Global business technology giant Fujitsu has apologized for leaking customer data, following an investigation precipitated by the discovery of malware on the company’s computers.
Japanese society confirmed the cyber incident in a statement released on March 15.
“After confirming the presence of the malware, we immediately disconnected the affected company computers and took measures such as strengthening monitoring of other company computers,” Fujitsu said in a statement translated by Google into English. “Additionally, we are currently continuing to investigate the circumstances surrounding the malware intrusion and whether any information was leaked.”
The multinational said it had reported the incident to Japanese regulators at the Personal Information Protection Commission.
What’s unclear is exactly how long the data was exposed, which is something Fujitsu customers should want to know, Roger Grimes, data-driven defense evangelist at KnowBe4, explained in a note.

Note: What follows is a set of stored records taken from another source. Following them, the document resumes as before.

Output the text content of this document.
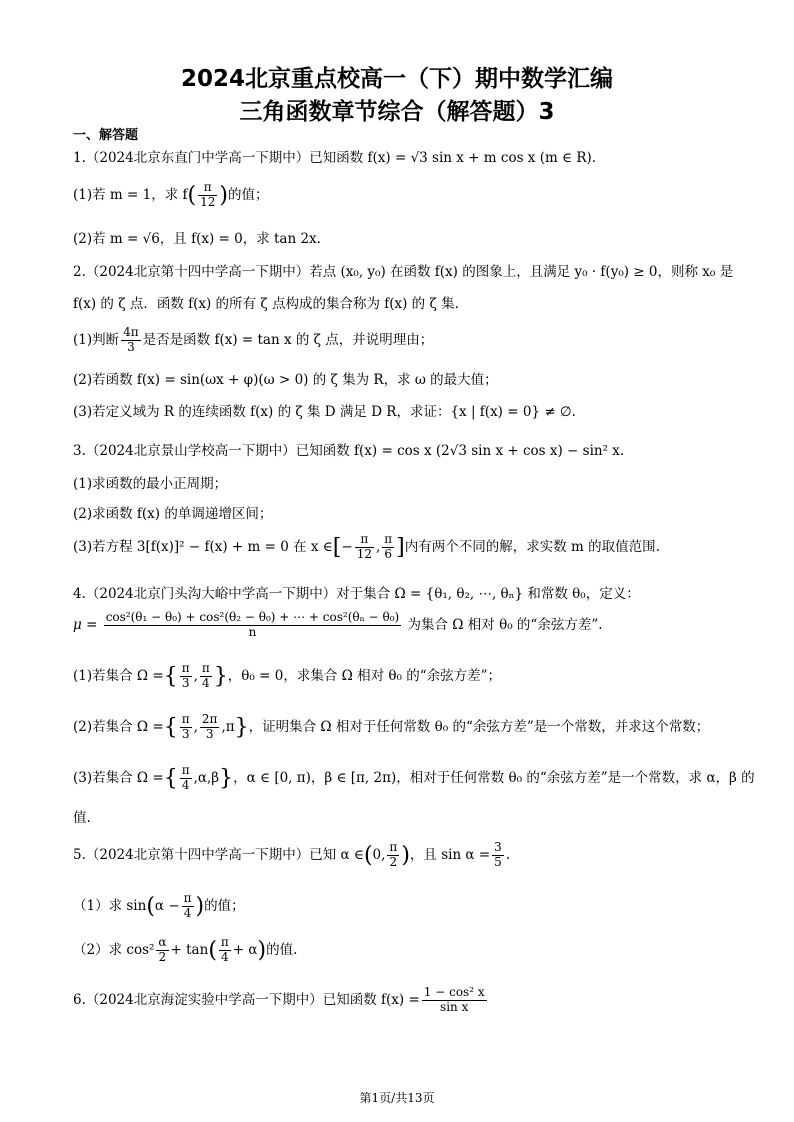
2024北京重点校高一（下）期中数学汇编
三角函数章节综合（解答题）3
一、解答题
1.（2024北京东直门中学高一下期中）已知函数 f(x) = √3 sin x + m cos x (m ∈ R).
(1)若 m = 1，求 $f( \frac{\pi}{12}$ )的值；
(2)若 m = √6，且 f(x) = 0，求 tan 2x.
2.（2024北京第十四中学高一下期中）若点 (x₀, y₀) 在函数 f(x) 的图象上，且满足 y₀ · f(y₀) ≥ 0，则称 x₀ 是
f(x) 的 ζ 点．函数 f(x) 的所有 ζ 点构成的集合称为 f(x) 的 ζ 集.
(1)判断 $\frac{4\pi}{3}$ 是否是函数 f(x) = tan x 的 ζ 点，并说明理由；
(2)若函数 f(x) = sin(ωx + φ)(ω > 0) 的 ζ 集为 R，求 ω 的最大值；
(3)若定义域为 R 的连续函数 f(x) 的 ζ 集 D 满足 D R，求证：{x | f(x) = 0} ≠ ∅.
3.（2024北京景山学校高一下期中）已知函数 f(x) = cos x (2√3 sin x + cos x) − sin² x.
(1)求函数的最小正周期；
(2)求函数 f(x) 的单调递增区间；
(3)若方程 3[f(x)]² − f(x) + m = 0 在 x ∈[− $\frac{\pi}{12}$ , $\frac{\pi}{6}$ ]内有两个不同的解，求实数 m 的取值范围.
4.（2024北京门头沟大峪中学高一下期中）对于集合 Ω = {θ₁, θ₂, ⋯, θₙ} 和常数 θ₀，定义：
$\mu = \frac{\text{cos²(θ₁ − θ₀) + cos²(θ₂ − θ₀) + ⋯ + cos²(θₙ − θ₀)}}{n}$ 为集合 Ω 相对 θ₀ 的“余弦方差”.
(1)若集合 Ω ={ $\frac{\pi}{3}$ , $\frac{\pi}{4}$ }，θ₀ = 0，求集合 Ω 相对 θ₀ 的“余弦方差”；
(2)若集合 Ω ={ $\frac{\pi}{3}$ , $\frac{2\pi}{3} ,\pi$}，证明集合 Ω 相对于任何常数 θ₀ 的“余弦方差”是一个常数，并求这个常数；
(3)若集合 Ω ={ $\frac{\pi}{4} ,\alpha,\beta$}，α ∈ [0, π)，β ∈ [π, 2π)，相对于任何常数 θ₀ 的“余弦方差”是一个常数，求 α，β 的
值.
5.（2024北京第十四中学高一下期中）已知 α ∈(0, $\frac{\pi}{2}$ )，且 $\sin \alpha = \frac{3}{5}$ .
（1）求 $\sin(\alpha - \frac{\pi}{4}$ )的值；
（2）求 $\cos^2 \frac{\alpha}{2} + \tan( \frac{\pi}{4} + \alpha)$的值.
6.（2024北京海淀实验中学高一下期中）已知函数 $f(x) = \frac{\text{1 − cos² x}}{\text{sin x}}$
第1页/共13页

Fujitsu will also have to provide further details about the breach itself, he said.
“It is especially important to understand how the breach occurred,” Grimes said. “For an affected customer to regain trust, they need to know how the attack occurred and what measures Fujitsu was taking to ensure it doesn’t happen again (at least using the same methods as the attacker).”
Fujitsu’s IT posture typical of companies
This incident highlights the need for businesses to do more proactive cybersecurity strategies, said Darren Williams, CEO and founder of BlackFog, in response to the Fujitsu data leak.
“Relying on defensive strategies is no longer sufficient, and all organizations must refocus on data security,” Williams said in a statement. “As we’ve seen countless times, cybercriminals always find a way to get in, and once they have your data, there’s no limit to what they can do to exploit it.”
Colin Little, security engineer at Centripetal, believes that organizations like Fujitsu too often learn after their data has been exposed. He added that it can be a very emotional experience for corporate cybersecurity teams.
“I reassure them that this is an all-too-common finding in the world we live in today; that they are not, by and large, alone,” Little said. “The current event is a case in point: If a global company with lots of money and human resources is facing the same struggle as the rest of us to limit the depth and damage of intrusions, a different approach is needed to be proactive against the threat information technology today.”